The most common reactions included local reactions in 839 patients (30.3%), fever in 527 (19%), fatigue in 532 (19.2%), muscle pain in 511 (18.5%), joint pain in 203 (7.3%) and headache in 412 (14.9%).
Seven patients with CSU reported severe allergic reactions, and four of these reactions occurred within an hour of vaccination. None of them received any adrenaline treatment. Also, four of these seven reported exacerbations.
These severe reactions were associated with a history of allergy, previous episodes of anaphylaxis and NSAID intolerance, although the researchers said these findings had limited value due to the low number of patients involved.

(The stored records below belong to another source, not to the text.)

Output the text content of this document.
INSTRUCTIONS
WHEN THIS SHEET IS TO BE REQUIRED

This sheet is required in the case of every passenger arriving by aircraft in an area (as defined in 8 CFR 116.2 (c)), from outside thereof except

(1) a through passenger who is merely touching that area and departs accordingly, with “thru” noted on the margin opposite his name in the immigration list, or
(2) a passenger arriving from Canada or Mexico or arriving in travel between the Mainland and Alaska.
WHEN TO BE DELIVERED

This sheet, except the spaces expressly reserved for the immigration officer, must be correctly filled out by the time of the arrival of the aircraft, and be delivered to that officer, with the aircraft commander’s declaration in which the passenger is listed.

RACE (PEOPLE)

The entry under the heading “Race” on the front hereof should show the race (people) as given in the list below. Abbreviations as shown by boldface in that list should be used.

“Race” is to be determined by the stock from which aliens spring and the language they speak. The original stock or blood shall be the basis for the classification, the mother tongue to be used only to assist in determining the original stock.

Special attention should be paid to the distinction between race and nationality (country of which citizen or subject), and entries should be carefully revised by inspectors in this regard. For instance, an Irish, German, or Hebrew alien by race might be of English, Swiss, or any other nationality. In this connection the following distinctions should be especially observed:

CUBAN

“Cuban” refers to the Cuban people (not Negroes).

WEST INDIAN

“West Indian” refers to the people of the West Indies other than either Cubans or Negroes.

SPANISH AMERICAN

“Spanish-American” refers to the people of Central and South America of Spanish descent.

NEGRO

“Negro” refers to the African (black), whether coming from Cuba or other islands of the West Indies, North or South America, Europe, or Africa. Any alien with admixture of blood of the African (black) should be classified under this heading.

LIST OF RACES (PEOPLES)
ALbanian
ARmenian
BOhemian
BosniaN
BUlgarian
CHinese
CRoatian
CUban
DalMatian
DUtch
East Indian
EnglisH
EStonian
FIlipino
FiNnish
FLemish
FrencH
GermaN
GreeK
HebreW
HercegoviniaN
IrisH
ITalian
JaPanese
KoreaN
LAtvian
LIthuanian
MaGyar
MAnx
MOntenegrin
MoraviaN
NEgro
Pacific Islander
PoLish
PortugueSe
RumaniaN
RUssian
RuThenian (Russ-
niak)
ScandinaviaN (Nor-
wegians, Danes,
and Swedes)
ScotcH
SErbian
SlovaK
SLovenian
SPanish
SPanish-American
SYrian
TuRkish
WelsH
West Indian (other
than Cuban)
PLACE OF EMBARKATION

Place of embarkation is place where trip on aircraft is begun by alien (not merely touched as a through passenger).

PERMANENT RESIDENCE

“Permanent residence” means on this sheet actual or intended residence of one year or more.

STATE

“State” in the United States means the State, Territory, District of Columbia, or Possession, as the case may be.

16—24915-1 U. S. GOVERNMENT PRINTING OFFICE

Noting that they did not find any links between exacerbations and makers of autoimmune CSU or atopy, the researchers said that they likely were due to immune and inflammatory responses to the vaccines.
Based on these findings, the researchers said that it was important to have CU under control before COVID-19 vaccination, since CU treatment may provide a protective effect from exacerbations and common adverse events.
Also, considering the role of vaccination concerns in exacerbation risks, the researchers recommended communication between physicians and patients about the potential for adverse events among patients with CU receiving vaccination.